Fire (Scotland) Act 2005
- Scottish Parliament
- Long title: An Act of the Scottish Parliament to make provision about fire and rescue authorities and joint fire and rescue boards; to restate and amend the law in relation to fire services; to make provision in relation to the functions of such authorities and boards in connection with certain events and situations other than fires; to make provision for implementing in part Council Directives 89/391/EEC, 89/654/EEC, 91/383/EEC, 94/33/EC, 98/24/EC and 99/92/EC; to make other provision in relation to fire safety in certain premises; and for connected purposes.
- Citation: 2005 asp 5
- Territorial extent: Scotland

Dates
- Royal assent: 1 April 2005
- Commencement: various

Other legislation
- Amends: Local Government (Scotland) Act 1973; Water (Scotland) Act 1980; Criminal Procedure (Consequential Provisions) (Scotland) Act 1995;
- Repeals/revokes: 25 other acts of the parliaments of the United Kingdom and Scotland
- Amended by: Police and Fire Reform (Scotland) Act 2012;

Status: Amended

Text of statute as originally enacted

Revised text of statute as amended

Text of the Fire (Scotland) Act 2005 as in force today (including any amendments) within the United Kingdom, from legislation.gov.uk.

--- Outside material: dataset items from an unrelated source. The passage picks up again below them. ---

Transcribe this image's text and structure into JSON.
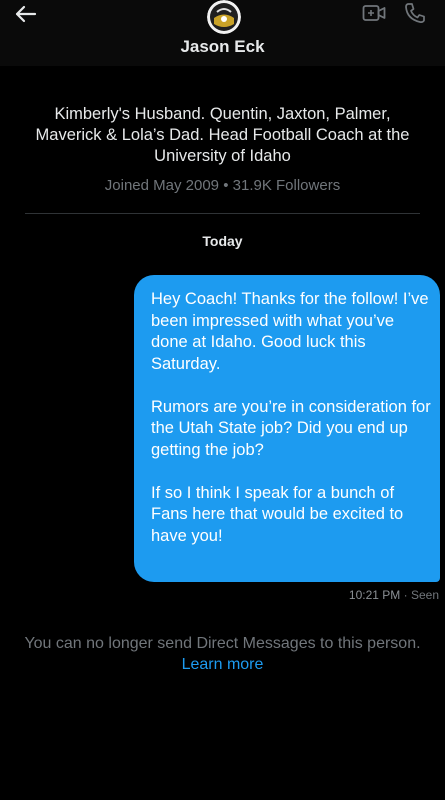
{
  "header": {
    "title": "Jason Eck",
    "back_icon": "arrow-left-icon",
    "video_icon": "video-call-icon",
    "phone_icon": "phone-icon"
  },
  "profile": {
    "bio": "Kimberly's Husband. Quentin, Jaxton, Palmer, Maverick & Lola’s Dad. Head Football Coach at the University of Idaho",
    "joined": "Joined May 2009",
    "separator": "•",
    "followers": "31.9K Followers"
  },
  "conversation": {
    "date_label": "Today",
    "messages": [
      {
        "paragraphs": [
          "Hey Coach! Thanks for the follow! I’ve been impressed with what you’ve done at Idaho. Good luck this Saturday.",
          "Rumors are you’re in consideration for the Utah State job? Did you end up getting the job?",
          "If so I think I speak for a bunch of Fans here that would be excited to have you!"
        ],
        "time": "10:21 PM",
        "status": "Seen"
      }
    ]
  },
  "footer": {
    "notice": "You can no longer send Direct Messages to this person.",
    "link": "Learn more"
  },
  "colors": {
    "background": "#000000",
    "bubble": "#1d9bf0",
    "link": "#1d9bf0",
    "muted": "#71767b"
  }
}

= Fire (Scotland) Act 2005 =

Act of the Scottish Parliament

The Fire (Scotland) Act 2005 (asp 5) is an act of the Scottish Parliament which made certain reforms to fire and rescue services in Scotland.

During the passage of the bill, the Scottish Executive published a draft fire and rescue framework.

== Provisions ==
The act makes dealing with some road traffic accidents and dealing with serious non-fire emergencies a statutory duty of fire and rescue services.

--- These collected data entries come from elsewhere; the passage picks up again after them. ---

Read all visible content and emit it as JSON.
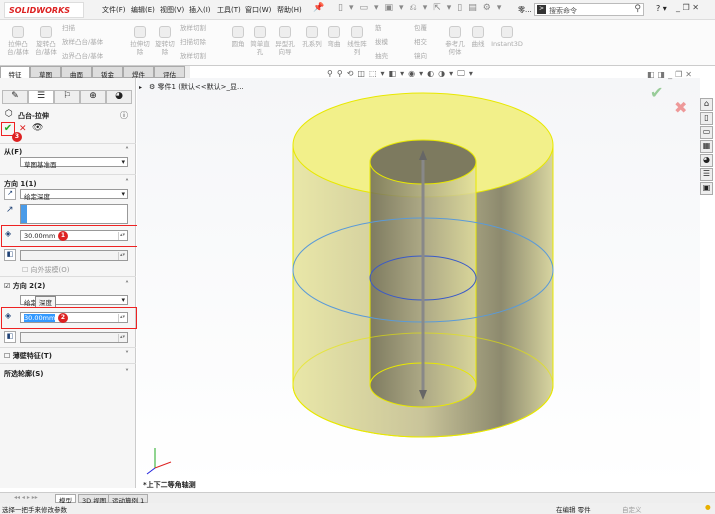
{
  "app": {
    "logo": "SOLIDWORKS",
    "menu": [
      "文件(F)",
      "编辑(E)",
      "视图(V)",
      "插入(I)",
      "工具(T)",
      "窗口(W)",
      "帮助(H)"
    ],
    "search_placeholder": "搜索命令",
    "right_label": "零..."
  },
  "ribbon": {
    "items": [
      {
        "label": "拉伸凸台/基体"
      },
      {
        "label": "旋转凸台/基体"
      },
      {
        "label": "扫描"
      },
      {
        "label": "放样凸台/基体"
      },
      {
        "label": "边界凸台/基体"
      },
      {
        "label": "拉伸切除"
      },
      {
        "label": "旋转切除"
      },
      {
        "label": "放样切割"
      },
      {
        "label": "扫描切除"
      },
      {
        "label": "放样切割"
      },
      {
        "label": "圆角"
      },
      {
        "label": "简单直孔"
      },
      {
        "label": "异型孔向导"
      },
      {
        "label": "孔系列"
      },
      {
        "label": "弯曲"
      },
      {
        "label": "线性阵列"
      },
      {
        "label": "筋"
      },
      {
        "label": "拔模"
      },
      {
        "label": "抽壳"
      },
      {
        "label": "包覆"
      },
      {
        "label": "相交"
      },
      {
        "label": "镜向"
      },
      {
        "label": "参考几何体"
      },
      {
        "label": "曲线"
      },
      {
        "label": "Instant3D"
      }
    ]
  },
  "tabs": [
    "特征",
    "草图",
    "曲面",
    "钣金",
    "焊件",
    "评估"
  ],
  "panel": {
    "title": "凸台-拉伸",
    "from_label": "从(F)",
    "from_value": "草图基准面",
    "dir1_label": "方向 1(1)",
    "dir1_type": "给定深度",
    "dir1_depth": "30.00mm",
    "draft_outward": "向外拔模(O)",
    "dir2_label": "方向 2(2)",
    "dir2_type": "给定深度",
    "dir2_tooltip": "深度",
    "dir2_depth": "30.00mm",
    "thin_feature": "薄壁特征(T)",
    "selected_contours": "所选轮廓(S)",
    "badges": [
      "1",
      "2",
      "3"
    ]
  },
  "viewport": {
    "tree_item": "零件1 (默认<<默认>_显...",
    "view_name": "*上下二等角轴测",
    "model_color": "#f2f08a",
    "edge_color": "#e8e800"
  },
  "bottom_tabs": [
    "模型",
    "3D 视图",
    "运动算例 1"
  ],
  "status": {
    "left": "选择一把手来修改参数",
    "mode": "在编辑 零件",
    "units": "自定义"
  }
}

The act allows for more local decision making.

The bill for this act was passed on 23 February 2005 and received royal assent on 1 April 2005.

== Reception ==
The act was criticised by the Scottish chairman of the Fire Brigades Union due to provisions relating to cutting response times to fire alarms from buildings potentially leading to resources being more spread out.

== Repeals, etc. ==
Schedule 3 amended 25 other acts of the Parliaments of the United Kingdom and Scotland.
Schedule 4 amended 12 other act, most significantly the Fire Services Act 1947 and the Fire Services Act 1959 but did not repeal any act entirely.